This one I do know the answer to, and I picked up on it because of this:
I noticed you used the word "typical" here, which indicates the European software. Tesla did something very confusing in changing the meaning of the same word in two different regional markets. In North America, they have the word "ideal" for the really high one, and "rated" for the low one. In the European market, which I think it what you vehicle is from, they used the words "rated" for the really high one and "typical" for the low one. So that gets incredibly confusing when people are talking on this forum from different markets, where the Americans are thinking of "rated" miles or kilometers as the fairly realistic, achievable, lower number, but Europeans are thinking of "rated" as the purely optimistic too high number.
This comes from the fact that the U.S. uses efficiency ratings from the EPA, which are maybe just a little high, but close to most people's normal driving.

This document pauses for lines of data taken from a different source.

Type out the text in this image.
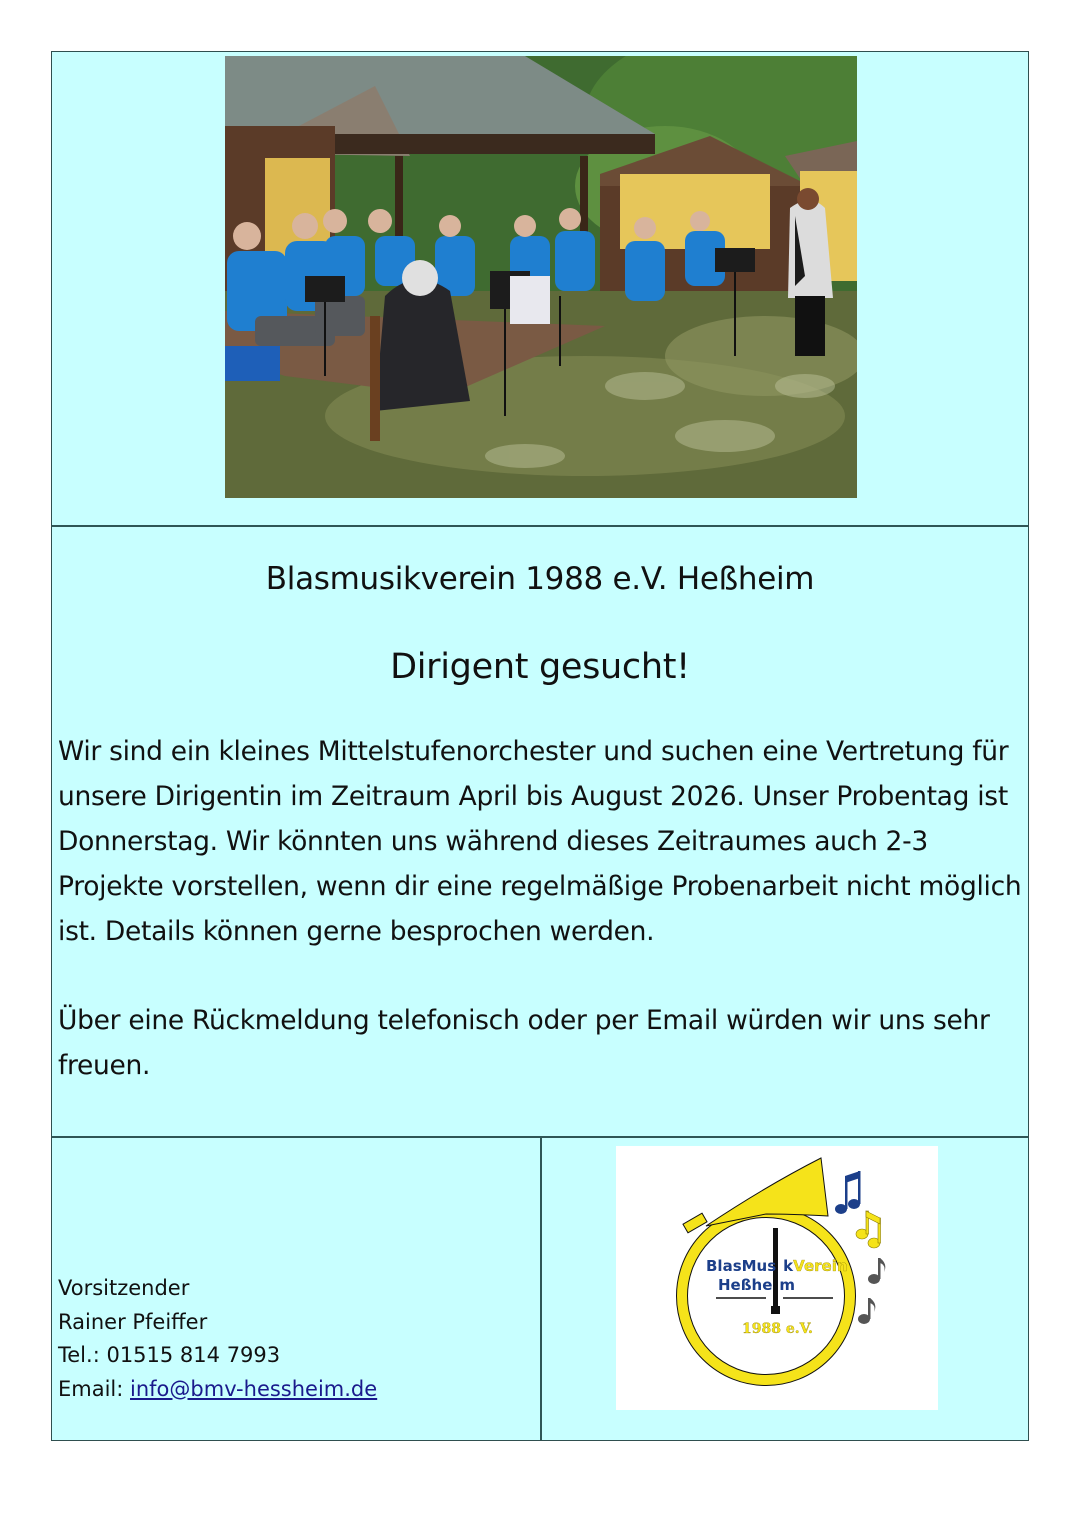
Blasmusikverein 1988 e.V. Heßheim
Dirigent gesucht!

Wir sind ein kleines Mittelstufenorchester und suchen eine Vertretung für unsere Dirigentin im Zeitraum April bis August 2026. Unser Probentag ist Donnerstag. Wir könnten uns während dieses Zeitraumes auch 2-3 Projekte vorstellen, wenn dir eine regelmäßige Probenarbeit nicht möglich ist. Details können gerne besprochen werden.

Über eine Rückmeldung telefonisch oder per Email würden wir uns sehr freuen.

Vorsitzender
Rainer Pfeiffer
Tel.: 01515 814 7993
Email: info@bmv-hessheim.de
BlasMus kVerein
Heßhe m
1988 e.V.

Europe's ratings come from the NEDC, which has some kind of different testing procedure that comes up with numbers that are pure fantasy that no one takes seriously. So that is how they were "rated", but it shows range numbers that are unrealistic.
That is generally it, but the terminology is different. What you're talking about as "ideal" in USA is what they would call "rated" over in Europe.
But as to the stopping at 84% kind of issue, I still can't think of an idea on that part.
Thanks Rocky_H for explanation. One question is clear. I have check with Tesla EU site - they does really quote 542km max range that is very close to what I had 547km in the very first charge in August 2018.
So as for now, I have only 459km at 84%SoC when charging is stopped for some reasons thats really gives me slightly more then 200km of real world driving distance.